The SPI bus would be documented on the TMC4361, any communication between parts on that bus would not be encrypted. I was unable to find an option on that chipset for such a communication option. Forensics into the state of your SPI bus would another avenue for you to investigate, so long as you can guarantee a valid state of your bus through instrumentation. Any deviation from that state could be communicated to your microcontroller.

If your goal was to stop undesirable communication (injection), you may be able to scrutinize the SPI bus by using GPIO ports on your controller (Bit Banging) or some other monitor and reacting on another pin if you sense undesired behavior. The Freeze pin or external clock being likely candidates if you need to spin the chip down.

Both of these options fall into my opinion of being extraordinary measures. The logic of your code would still be locked away inside your microcontroller. So the only thing the SPI bus is really betraying is the state of the motor controller and any other devices on the bus. I would advise not spending your R&D time securing a SPI bus if you can.

Hello Eric,

There is nothing to be done using the traditional SPI hardware. As you stated, it is very easy to connect a modern logic probe to the device and capture every packet.

My initial thought was to obfuscate the information. For example, you could write garbage to the SIN lookup tables. Perhaps a glorified communications check where you send random data to the TMC4361 and then read it back using a type of CRC algorithm.

There are a few problems. The data and specification for the TMC4361 is a well know and published. Given time and dedication I suspect any obfuscation attempt will be undermined - but you don’t need to make it easy. There are also limitations regarding energy consumption and integrity of the system. Clean and simple is always better.

Another thought is to install an ultra-high-speed time interval counter or ADC to capture and characterize the waveform associated with the serial clock. Any additional capacitance / load associated with an external logic probe would change the waveform timing and or voltage levels. The problem with this is that board age, humidity, dust, etc. can cause false triggering. The likely result is a buggy device with unexpected intermittent failures.
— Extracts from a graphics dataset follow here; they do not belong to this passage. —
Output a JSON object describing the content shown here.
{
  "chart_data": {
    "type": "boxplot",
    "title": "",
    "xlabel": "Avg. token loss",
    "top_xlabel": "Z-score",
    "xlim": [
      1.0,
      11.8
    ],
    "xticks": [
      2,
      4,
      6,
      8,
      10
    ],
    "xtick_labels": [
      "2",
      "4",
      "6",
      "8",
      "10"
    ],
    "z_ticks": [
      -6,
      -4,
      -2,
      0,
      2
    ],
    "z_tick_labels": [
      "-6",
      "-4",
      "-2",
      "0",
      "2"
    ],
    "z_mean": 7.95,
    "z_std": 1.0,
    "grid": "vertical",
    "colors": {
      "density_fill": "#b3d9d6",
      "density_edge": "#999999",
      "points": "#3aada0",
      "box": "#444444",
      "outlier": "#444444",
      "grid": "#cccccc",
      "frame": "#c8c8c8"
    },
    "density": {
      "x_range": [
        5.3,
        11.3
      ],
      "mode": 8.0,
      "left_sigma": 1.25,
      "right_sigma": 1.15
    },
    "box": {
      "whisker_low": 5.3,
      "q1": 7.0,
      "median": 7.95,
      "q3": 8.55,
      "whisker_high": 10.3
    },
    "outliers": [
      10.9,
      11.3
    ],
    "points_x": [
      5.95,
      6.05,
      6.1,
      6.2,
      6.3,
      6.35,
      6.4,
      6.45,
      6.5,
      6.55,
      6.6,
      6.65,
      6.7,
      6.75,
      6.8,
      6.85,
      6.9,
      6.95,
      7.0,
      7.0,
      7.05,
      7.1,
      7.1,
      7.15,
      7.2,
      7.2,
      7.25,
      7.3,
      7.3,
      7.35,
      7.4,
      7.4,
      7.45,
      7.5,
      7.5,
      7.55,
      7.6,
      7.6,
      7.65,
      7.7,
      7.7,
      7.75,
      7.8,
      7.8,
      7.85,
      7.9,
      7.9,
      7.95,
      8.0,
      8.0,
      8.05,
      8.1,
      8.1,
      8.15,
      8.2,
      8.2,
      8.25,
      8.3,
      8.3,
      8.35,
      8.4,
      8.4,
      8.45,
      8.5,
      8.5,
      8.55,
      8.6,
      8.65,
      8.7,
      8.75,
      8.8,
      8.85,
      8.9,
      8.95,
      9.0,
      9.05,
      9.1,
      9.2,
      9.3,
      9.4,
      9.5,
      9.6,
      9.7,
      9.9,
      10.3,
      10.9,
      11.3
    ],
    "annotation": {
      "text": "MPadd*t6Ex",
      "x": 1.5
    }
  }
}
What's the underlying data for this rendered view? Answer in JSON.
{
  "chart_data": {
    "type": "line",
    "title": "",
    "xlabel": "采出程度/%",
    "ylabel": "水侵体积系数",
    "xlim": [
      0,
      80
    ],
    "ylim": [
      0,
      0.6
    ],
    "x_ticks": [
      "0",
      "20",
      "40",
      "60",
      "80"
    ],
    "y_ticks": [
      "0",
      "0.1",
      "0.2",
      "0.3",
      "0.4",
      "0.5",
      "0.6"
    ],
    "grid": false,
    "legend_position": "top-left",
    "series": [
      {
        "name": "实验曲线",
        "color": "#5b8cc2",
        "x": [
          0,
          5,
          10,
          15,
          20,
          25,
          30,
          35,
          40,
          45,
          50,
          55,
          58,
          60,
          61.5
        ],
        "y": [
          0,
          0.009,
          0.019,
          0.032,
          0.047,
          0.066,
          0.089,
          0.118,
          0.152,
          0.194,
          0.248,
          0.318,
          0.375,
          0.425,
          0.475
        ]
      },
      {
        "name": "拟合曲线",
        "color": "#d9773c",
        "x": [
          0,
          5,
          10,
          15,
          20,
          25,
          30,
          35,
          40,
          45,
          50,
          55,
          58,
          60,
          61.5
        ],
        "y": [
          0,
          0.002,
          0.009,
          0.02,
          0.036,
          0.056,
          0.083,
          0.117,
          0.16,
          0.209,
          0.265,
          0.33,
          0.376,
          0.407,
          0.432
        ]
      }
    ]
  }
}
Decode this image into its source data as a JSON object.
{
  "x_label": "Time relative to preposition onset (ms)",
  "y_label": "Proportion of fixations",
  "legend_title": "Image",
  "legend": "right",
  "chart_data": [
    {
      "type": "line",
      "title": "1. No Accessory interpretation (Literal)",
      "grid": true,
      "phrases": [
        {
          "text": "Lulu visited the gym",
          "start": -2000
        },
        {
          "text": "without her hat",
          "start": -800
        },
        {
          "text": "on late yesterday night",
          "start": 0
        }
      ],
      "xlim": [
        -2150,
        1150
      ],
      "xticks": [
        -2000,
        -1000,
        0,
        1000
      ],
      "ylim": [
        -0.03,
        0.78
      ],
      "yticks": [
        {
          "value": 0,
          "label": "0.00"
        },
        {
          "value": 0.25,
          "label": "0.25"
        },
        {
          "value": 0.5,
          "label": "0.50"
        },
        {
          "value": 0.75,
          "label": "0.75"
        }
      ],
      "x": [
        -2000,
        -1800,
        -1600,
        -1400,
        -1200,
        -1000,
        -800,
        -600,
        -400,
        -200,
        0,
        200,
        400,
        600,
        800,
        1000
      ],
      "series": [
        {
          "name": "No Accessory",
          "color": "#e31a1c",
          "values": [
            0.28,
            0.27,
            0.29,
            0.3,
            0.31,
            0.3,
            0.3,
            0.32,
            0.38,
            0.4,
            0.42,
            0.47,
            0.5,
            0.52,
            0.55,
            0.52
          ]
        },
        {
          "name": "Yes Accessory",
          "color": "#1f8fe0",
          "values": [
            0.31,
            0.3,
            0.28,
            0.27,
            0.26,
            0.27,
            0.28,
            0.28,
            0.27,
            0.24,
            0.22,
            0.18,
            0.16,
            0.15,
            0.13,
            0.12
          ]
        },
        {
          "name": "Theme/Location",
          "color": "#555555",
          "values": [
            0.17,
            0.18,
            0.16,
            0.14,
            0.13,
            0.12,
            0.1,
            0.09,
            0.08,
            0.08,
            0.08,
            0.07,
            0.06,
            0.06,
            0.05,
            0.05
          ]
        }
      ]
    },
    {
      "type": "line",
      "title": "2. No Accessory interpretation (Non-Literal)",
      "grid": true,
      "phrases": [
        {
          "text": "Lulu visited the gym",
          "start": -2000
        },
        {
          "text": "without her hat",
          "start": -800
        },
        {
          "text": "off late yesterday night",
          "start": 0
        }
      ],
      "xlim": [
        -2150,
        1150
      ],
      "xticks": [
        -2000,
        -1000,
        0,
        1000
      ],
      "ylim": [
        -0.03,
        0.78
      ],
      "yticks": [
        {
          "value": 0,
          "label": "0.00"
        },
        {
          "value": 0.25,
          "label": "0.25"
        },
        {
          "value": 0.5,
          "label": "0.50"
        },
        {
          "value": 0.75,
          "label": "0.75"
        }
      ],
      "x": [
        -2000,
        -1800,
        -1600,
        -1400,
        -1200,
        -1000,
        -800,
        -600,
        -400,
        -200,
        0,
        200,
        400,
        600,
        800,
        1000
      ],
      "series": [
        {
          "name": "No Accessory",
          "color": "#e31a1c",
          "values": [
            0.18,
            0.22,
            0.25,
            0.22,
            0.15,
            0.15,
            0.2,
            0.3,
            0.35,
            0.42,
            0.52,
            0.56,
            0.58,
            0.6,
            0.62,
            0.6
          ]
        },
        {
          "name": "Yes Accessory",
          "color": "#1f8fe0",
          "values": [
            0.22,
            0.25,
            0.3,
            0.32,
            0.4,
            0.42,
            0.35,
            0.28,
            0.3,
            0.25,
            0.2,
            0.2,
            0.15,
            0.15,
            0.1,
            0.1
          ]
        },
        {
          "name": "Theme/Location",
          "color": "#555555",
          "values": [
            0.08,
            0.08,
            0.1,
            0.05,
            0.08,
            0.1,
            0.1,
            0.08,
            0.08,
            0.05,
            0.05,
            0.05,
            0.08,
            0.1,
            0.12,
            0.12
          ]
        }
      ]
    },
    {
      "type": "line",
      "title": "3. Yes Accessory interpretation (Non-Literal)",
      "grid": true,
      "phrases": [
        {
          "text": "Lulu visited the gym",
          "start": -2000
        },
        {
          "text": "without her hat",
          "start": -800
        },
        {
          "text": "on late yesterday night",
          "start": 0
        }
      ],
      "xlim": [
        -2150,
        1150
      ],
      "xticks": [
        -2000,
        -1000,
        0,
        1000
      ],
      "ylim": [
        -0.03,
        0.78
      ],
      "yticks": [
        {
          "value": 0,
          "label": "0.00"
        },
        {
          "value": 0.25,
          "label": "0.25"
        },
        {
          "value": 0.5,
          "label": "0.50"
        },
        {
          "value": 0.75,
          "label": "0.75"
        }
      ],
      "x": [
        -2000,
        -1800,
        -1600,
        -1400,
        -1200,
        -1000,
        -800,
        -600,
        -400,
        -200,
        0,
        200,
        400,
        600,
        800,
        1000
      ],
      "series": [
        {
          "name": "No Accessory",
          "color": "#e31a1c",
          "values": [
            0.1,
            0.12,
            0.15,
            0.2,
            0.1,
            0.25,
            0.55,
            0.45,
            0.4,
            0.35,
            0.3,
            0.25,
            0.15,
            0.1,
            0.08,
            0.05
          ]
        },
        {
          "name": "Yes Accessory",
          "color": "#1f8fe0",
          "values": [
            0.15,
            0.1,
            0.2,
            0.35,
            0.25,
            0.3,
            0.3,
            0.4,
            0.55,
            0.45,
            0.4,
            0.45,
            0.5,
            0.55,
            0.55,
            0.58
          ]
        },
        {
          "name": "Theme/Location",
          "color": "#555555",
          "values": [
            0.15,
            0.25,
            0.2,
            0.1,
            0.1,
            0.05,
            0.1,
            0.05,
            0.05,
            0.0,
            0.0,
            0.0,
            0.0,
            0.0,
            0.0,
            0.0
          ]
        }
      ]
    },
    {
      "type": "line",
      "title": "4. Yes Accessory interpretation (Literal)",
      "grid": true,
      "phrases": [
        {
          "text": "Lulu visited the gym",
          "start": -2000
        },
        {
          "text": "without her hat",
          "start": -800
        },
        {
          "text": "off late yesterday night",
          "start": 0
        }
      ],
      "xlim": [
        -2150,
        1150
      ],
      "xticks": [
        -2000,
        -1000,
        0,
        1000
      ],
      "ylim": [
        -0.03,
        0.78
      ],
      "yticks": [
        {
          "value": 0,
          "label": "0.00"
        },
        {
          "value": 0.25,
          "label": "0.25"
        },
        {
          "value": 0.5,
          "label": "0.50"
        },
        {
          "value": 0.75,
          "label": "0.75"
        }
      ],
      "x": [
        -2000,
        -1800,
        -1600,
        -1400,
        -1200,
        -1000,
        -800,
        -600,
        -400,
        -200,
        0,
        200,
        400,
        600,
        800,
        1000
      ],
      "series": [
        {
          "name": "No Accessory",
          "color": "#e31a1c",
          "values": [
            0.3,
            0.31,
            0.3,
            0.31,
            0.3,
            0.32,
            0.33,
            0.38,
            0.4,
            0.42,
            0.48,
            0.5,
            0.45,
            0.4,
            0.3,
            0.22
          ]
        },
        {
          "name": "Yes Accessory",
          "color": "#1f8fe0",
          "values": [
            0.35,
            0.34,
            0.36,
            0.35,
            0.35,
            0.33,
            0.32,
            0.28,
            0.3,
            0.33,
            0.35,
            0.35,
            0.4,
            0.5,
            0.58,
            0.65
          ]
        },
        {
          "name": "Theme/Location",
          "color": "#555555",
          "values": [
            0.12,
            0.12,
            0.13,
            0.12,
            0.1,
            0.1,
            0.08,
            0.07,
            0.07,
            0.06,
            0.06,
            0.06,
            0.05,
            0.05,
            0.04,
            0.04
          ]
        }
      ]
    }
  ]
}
My last thought is to physically place metal shield over the SPI devices. You could embed electrical connections into the shield. You could also embed proximity sensor functionality to detect that the shield is in place. This is a very complex solution with a host of undesirable cost and thermal control issues.

Perhaps it is enough to code lock the microcontroller.

Best Wishes,


P.S. I admit to a less than perfect understanding of the Nuvoton tamper pins. I do not see how they could protect the SPI from snooping.

P.P.S. Your project sounds interesting. I’d love to know more.

I suspect that no matter what you do somebody will find a side channel attack that can read the data.

Typically patents are used to protect transmission protocols from being stolen.